Mexico s’affaisse, par endroits, jusqu’à cinq pouces par an. Une mission satellite conjointe NASA-ISRO a produit la carte la plus détaillée à ce jour de l’affaissement inexorable de la capitale, révélant que le sol sous des millions de personnes se comprime à des rythmes inégaux et alarmants.
Le sol cède sous une mégapole
En utilisant les données radar du satellite NISAR, les scientifiques ont mesuré comment la surface du sol à Mexico a bougé entre 2020 et 2023. La carte, publiée par le Jet Propulsion Laboratory de la NASA, montre des taches bleues là où la ville s’enfonce le plus vite, jusqu’à 13 centimètres par an.

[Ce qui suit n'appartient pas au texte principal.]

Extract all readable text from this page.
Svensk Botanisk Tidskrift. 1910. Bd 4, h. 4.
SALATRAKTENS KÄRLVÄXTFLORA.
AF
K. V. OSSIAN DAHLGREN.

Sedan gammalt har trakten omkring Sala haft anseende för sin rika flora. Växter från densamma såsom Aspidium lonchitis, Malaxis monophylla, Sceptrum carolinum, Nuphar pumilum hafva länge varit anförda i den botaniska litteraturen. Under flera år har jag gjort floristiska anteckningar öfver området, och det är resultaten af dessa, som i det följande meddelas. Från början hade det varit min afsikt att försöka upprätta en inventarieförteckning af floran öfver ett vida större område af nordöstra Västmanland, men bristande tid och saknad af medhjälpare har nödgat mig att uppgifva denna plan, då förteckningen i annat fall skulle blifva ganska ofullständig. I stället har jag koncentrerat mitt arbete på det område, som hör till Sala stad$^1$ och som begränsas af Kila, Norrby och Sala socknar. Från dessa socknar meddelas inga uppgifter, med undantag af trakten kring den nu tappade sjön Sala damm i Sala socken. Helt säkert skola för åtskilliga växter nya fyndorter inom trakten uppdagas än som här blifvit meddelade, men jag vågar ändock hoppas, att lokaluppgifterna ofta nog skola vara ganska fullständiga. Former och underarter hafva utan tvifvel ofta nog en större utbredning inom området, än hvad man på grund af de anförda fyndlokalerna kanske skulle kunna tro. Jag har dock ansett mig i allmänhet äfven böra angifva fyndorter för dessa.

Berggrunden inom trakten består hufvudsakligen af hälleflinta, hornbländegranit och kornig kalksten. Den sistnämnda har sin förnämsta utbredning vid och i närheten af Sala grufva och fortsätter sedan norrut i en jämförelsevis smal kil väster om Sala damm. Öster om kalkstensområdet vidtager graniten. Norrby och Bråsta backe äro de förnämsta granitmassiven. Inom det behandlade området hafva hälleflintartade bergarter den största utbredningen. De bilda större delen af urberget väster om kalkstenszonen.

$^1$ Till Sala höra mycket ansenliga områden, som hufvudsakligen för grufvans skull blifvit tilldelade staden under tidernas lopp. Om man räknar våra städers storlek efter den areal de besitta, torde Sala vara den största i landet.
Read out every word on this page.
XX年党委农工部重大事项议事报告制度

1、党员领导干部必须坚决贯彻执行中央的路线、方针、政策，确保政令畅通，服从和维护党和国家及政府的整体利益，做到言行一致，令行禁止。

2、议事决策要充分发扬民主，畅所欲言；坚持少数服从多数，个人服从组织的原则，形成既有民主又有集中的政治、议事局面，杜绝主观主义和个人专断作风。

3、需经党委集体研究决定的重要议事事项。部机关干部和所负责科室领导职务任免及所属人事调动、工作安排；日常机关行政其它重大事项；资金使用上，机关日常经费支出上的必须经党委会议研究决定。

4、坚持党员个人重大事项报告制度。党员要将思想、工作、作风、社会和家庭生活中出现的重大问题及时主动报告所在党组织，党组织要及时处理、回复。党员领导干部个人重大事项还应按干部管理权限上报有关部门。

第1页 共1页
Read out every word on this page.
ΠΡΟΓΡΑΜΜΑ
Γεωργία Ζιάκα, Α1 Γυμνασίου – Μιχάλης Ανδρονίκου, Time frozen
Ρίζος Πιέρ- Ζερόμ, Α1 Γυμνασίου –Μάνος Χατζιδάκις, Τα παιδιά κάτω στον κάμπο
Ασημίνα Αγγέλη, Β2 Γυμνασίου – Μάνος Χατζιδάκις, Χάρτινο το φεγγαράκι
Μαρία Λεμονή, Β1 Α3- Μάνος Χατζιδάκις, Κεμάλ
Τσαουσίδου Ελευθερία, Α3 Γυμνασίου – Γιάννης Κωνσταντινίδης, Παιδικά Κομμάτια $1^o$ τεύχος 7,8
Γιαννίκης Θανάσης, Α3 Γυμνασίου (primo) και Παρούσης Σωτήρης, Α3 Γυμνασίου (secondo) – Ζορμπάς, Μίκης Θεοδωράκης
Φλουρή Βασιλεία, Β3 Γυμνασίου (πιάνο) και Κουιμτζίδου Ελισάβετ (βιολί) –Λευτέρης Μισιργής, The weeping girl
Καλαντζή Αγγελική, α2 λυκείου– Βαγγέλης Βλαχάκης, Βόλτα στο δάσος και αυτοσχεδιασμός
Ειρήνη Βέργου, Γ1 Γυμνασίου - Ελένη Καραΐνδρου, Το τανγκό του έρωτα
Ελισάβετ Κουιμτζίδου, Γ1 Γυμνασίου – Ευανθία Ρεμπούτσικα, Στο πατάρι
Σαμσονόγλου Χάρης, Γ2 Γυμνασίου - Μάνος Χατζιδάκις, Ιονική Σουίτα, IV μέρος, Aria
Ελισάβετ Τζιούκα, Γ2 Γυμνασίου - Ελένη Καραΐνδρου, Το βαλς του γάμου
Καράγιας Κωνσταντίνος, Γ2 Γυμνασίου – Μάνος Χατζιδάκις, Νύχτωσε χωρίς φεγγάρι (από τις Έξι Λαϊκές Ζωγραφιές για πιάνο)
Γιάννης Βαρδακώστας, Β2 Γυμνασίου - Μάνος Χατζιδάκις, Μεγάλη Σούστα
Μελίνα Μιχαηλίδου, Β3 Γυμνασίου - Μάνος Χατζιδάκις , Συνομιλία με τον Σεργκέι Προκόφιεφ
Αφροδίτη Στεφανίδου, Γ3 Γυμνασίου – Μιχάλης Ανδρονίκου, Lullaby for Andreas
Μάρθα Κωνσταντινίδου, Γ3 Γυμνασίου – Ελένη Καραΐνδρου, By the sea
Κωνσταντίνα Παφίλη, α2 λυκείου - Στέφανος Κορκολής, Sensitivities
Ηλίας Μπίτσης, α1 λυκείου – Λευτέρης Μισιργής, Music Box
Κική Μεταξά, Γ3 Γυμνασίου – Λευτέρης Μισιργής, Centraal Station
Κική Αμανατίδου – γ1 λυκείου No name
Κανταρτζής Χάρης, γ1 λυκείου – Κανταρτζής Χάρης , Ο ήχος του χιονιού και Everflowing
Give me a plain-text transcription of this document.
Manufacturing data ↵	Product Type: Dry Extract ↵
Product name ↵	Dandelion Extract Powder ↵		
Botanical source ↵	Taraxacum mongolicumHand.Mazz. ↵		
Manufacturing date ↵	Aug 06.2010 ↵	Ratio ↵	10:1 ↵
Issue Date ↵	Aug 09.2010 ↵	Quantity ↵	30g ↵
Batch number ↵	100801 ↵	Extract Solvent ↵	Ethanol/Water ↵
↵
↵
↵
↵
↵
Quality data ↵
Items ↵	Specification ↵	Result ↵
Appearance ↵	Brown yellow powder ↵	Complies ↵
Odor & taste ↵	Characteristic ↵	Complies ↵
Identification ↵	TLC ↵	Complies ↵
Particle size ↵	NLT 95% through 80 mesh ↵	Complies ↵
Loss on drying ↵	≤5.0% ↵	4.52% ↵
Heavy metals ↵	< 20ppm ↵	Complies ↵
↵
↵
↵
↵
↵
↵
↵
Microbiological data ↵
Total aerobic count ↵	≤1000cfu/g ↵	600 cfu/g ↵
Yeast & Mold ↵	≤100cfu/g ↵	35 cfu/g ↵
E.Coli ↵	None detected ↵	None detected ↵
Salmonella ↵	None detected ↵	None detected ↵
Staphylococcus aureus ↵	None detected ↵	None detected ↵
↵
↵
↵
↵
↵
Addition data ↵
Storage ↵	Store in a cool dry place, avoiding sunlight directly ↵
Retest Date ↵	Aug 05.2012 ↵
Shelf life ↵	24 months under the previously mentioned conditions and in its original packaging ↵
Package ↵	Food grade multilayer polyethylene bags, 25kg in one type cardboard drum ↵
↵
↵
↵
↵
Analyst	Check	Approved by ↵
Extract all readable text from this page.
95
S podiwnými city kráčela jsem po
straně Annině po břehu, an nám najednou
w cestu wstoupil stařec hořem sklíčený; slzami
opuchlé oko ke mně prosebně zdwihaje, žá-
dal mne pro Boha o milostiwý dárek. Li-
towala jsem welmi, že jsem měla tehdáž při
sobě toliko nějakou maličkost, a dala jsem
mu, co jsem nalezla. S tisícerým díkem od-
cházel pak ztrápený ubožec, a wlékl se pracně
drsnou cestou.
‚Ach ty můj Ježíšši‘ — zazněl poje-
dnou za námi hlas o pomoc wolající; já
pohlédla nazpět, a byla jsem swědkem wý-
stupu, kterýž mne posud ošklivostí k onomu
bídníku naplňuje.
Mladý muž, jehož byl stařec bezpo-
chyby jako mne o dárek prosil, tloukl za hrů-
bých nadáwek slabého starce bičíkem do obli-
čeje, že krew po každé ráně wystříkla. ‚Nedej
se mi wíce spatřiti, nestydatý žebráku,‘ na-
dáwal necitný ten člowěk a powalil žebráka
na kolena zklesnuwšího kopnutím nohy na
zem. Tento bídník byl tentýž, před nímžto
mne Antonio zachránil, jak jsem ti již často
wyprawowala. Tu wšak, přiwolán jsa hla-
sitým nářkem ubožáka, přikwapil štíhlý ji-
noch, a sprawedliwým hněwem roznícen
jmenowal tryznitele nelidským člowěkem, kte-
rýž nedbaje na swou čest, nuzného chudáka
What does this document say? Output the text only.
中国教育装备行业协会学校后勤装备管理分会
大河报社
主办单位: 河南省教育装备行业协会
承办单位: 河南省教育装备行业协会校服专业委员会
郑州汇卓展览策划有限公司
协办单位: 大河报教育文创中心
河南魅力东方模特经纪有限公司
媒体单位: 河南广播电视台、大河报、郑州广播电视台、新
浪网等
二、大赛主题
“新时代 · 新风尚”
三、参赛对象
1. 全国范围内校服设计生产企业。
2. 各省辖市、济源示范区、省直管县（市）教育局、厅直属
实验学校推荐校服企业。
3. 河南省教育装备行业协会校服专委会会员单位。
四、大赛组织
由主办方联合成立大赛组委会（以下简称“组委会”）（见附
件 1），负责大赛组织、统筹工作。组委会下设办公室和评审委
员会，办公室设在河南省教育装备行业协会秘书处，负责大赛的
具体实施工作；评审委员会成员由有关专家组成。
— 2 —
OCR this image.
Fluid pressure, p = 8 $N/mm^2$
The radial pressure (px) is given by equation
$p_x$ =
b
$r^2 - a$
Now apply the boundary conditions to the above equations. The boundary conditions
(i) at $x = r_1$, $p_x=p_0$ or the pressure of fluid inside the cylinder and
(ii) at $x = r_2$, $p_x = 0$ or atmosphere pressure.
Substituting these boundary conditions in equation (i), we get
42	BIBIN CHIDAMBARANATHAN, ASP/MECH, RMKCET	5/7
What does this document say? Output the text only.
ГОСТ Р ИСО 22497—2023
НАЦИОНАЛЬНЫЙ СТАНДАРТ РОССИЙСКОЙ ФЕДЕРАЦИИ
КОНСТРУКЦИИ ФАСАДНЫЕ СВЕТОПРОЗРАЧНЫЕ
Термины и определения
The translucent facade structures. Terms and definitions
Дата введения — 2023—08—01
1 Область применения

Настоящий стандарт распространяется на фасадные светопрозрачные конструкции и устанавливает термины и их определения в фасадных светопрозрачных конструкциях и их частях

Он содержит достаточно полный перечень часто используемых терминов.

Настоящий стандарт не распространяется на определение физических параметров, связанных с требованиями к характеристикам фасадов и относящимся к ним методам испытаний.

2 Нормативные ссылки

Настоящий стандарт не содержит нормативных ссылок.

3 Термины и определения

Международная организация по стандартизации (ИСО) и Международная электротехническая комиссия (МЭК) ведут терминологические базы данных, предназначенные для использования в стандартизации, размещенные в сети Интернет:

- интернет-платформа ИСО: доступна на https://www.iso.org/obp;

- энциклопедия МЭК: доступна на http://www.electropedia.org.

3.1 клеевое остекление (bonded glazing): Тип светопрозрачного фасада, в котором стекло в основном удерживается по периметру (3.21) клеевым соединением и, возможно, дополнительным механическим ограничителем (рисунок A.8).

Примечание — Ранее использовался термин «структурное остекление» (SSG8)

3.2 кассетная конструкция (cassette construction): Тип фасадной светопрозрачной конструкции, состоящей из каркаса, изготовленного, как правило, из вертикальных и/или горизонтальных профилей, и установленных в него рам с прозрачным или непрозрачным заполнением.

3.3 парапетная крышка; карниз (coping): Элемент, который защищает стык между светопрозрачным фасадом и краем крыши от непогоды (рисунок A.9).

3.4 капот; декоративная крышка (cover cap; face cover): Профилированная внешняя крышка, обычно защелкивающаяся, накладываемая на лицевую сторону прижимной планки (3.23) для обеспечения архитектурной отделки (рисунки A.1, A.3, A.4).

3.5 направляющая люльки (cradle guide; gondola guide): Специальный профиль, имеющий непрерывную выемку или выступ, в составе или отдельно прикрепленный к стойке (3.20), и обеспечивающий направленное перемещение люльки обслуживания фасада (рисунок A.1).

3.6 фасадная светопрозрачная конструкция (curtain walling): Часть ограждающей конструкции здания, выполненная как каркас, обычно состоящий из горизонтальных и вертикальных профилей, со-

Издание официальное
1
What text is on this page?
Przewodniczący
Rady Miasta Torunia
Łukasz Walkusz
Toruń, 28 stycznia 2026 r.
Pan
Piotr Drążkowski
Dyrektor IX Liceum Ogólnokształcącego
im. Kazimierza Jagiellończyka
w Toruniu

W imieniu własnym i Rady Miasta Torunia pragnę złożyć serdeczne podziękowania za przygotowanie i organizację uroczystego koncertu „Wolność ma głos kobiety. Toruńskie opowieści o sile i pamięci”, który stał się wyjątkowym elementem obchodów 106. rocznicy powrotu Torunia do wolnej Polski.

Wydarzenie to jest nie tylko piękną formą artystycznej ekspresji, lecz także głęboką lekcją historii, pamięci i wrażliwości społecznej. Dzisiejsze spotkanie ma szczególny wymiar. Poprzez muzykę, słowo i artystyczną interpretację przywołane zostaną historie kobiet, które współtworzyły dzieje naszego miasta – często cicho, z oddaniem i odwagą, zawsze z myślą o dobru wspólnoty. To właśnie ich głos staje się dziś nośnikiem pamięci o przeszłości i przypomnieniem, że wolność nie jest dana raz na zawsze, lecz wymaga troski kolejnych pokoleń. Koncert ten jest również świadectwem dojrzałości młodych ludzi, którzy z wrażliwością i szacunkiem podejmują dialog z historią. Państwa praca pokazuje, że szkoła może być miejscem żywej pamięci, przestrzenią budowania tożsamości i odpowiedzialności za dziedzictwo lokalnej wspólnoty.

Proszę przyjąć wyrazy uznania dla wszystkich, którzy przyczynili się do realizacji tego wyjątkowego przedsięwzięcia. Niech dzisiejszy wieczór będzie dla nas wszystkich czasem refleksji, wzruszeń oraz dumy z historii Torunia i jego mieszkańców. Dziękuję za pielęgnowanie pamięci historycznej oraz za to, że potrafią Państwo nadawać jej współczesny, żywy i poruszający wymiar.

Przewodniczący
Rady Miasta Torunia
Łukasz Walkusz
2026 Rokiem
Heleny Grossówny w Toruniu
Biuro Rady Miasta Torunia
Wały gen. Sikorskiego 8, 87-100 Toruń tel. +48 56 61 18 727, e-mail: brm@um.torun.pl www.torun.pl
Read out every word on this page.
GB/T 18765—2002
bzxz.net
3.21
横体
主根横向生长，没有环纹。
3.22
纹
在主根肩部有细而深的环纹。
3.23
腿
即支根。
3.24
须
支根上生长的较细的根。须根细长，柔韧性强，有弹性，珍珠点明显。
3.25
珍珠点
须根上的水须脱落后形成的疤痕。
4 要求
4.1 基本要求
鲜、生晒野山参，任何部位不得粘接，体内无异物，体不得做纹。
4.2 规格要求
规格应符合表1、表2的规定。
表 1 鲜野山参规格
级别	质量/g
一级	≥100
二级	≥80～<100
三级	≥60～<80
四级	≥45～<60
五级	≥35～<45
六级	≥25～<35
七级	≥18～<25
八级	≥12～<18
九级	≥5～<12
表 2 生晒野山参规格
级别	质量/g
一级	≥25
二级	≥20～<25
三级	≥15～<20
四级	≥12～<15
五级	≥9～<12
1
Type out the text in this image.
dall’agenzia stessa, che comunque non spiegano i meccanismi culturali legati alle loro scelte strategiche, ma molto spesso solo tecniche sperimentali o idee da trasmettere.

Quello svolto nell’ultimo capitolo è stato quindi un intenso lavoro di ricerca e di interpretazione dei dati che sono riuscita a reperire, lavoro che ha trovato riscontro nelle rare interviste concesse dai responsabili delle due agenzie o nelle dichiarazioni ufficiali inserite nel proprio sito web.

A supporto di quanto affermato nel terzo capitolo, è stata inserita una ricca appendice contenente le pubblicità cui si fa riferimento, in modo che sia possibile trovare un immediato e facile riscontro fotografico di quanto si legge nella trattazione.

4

Les zones jaunes et vertes s’enfoncent plus lentement. L’aéroport, un grand hub de transport, se trouve dans l’une des zones d’affaissement les plus rapides.
Pourquoi la ville s’affaisse, et qui surveille
Mexico a été construite sur un ancien lit de lac. L’argile molle en dessous a longtemps été sujette à la compaction, mais le principal moteur aujourd’hui est l’extraction d’eau souterraine. Alors que les habitants et les industries pompent l’eau des aquifères souterrains, le sol s’effondre sur lui-même. La mission NISAR, une collaboration entre les agences spatiales américaine et indienne, est la première à suivre cet affaissement sur toute la zone métropolitaine avec une telle précision. Les autorités locales et les urbanistes ont pris note car l’affaissement n’est pas uniforme : certains quartiers s’enfoncent beaucoup plus vite que d’autres, ce qui peut fissurer les fondations, rompre les canalisations d’eau et mettre les infrastructures à rude épreuve.
Ce que cela signifie pour une ville déjà sous pression
Les données satellite donnent à Mexico son image la plus claire à ce jour d’une crise lente. L’affaissement est documenté depuis des décennies, mais les nouvelles cartes montrent que le problème est continu et spatialement complexe. Pour les millions de personnes qui y vivent, le sol sous leurs maisons et leurs routes change de forme d’une manière invisible au quotidien mais mesurable depuis l’espace. La mission NISAR continuera la surveillance, fournissant un outil aux autorités pour décider où limiter le pompage des eaux souterraines ou renforcer les structures critiques. La ville n’est pas sur le point de disparaître, mais elle s’installe, centimètre par centimètre, dans son propre passé.